Do not use a significance threshold higher than α = 0.05 without adjusting interpretation. The Bonferroni correction already makes the per-concept threshold conservative.

Error Handling

Too few discordant pairs: If a concept produces <10 discordant pairs across all stages, the test has insufficient power. Report it as "inconclusive" rather than "no bias detected." Suggest increasing the dataset size.
Autorater generates low-quality concepts: If most concepts fail the baseline verbalization filter or produce no discordant pairs, the autorater's prompt may need tuning.
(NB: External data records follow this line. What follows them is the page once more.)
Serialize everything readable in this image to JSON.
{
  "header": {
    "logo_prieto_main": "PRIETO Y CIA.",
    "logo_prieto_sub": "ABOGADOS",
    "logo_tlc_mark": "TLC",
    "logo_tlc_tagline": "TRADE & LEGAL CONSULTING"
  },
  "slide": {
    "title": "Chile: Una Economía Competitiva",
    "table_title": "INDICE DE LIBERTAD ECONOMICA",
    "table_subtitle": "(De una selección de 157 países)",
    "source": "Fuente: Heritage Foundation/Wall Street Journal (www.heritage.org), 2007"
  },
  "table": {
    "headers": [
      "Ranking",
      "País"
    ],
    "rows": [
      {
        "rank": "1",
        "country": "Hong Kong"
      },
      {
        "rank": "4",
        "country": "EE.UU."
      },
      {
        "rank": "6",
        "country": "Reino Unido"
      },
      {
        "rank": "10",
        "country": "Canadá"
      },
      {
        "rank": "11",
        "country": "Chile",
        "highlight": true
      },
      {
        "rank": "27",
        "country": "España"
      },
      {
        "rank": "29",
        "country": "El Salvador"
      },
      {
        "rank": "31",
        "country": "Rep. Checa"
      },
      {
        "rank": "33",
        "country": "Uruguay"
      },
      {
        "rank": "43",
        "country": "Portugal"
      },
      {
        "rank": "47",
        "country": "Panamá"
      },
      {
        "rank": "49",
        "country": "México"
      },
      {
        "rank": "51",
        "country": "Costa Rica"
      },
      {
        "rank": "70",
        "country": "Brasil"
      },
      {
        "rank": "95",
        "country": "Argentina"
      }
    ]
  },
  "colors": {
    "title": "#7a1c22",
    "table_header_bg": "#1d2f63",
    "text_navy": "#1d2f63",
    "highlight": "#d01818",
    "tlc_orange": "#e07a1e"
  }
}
Provide more task context (e.g., include the system prompt of the target model) or increase the number of representative samples.
Variation confounds: If the confound filter rejects >50% of generated variations for a concept, the concept may be too entangled with other attributes (e.g., "socioeconomic status" may be inseparable from "education level"). Split it into more specific sub-concepts.
All concepts filtered by futility: This can mean the model genuinely has no detectable biases at the tested sample size, or the concepts were poorly chosen. Re-run with a different autorater or manually add domain-specific concepts to the candidate set.
API rate limits during staged testing: The pipeline makes 2 × inputs × concepts API calls per stage. Implement exponential backoff and consider running stages sequentially rather than in parallel. Budget approximately 4× the dataset size in total API calls across all stages.

Limitations

Binary outcomes only: The pipeline as described works for accept/reject decisions. Extending to continuous scores (1-10 ratings) or rankings requires replacing McNemar's test with a paired continuous test (e.g., Wilcoxon signed-rank).
Black-box only: The pipeline treats the model as a black box. It cannot detect biases that don't manifest in final decisions (e.g., biased intermediate reasoning that gets corrected before the output).
Small effect sizes: Detected effects are typically 1.5-6 percentage points. These are real and statistically significant but may not be practically significant in all contexts. Always report confidence intervals alongside p-values.
Concept coverage is not exhaustive: The autorater generates concepts based on what it considers plausible. Novel or highly domain-specific biases may be missed. The pipeline complements but does not replace domain expert review.
Verbalization checking is approximate: The LLM judge for verbalization detection achieves ~84% accuracy (Cohen's κ = 0.67). Some biases may be misclassified as verbalized or unverbalized.
Cost: Running the full pipeline on a single model with ~2,500 inputs and ~15 concepts requires thousands of API calls to both the target model and the judge models. Budget accordingly.

Reference

Arcuschin, I., Chanin, D., Garriga-Alonso, A., & Camburu, O.-M. (2026). Biases in the Blind Spot: Detecting What LLMs Fail to Mention. arXiv:2602.10117v1. https://arxiv.org/abs/2602.10117v1

Key sections to reference: Algorithm 1 (full pipeline pseudocode), Definition 2.1 (formal unverbalized bias definition), Section 3.2 (statistical testing with O'Brien-Fleming spending and futility stopping), and Appendices for hyperparameter sensitivity analysis.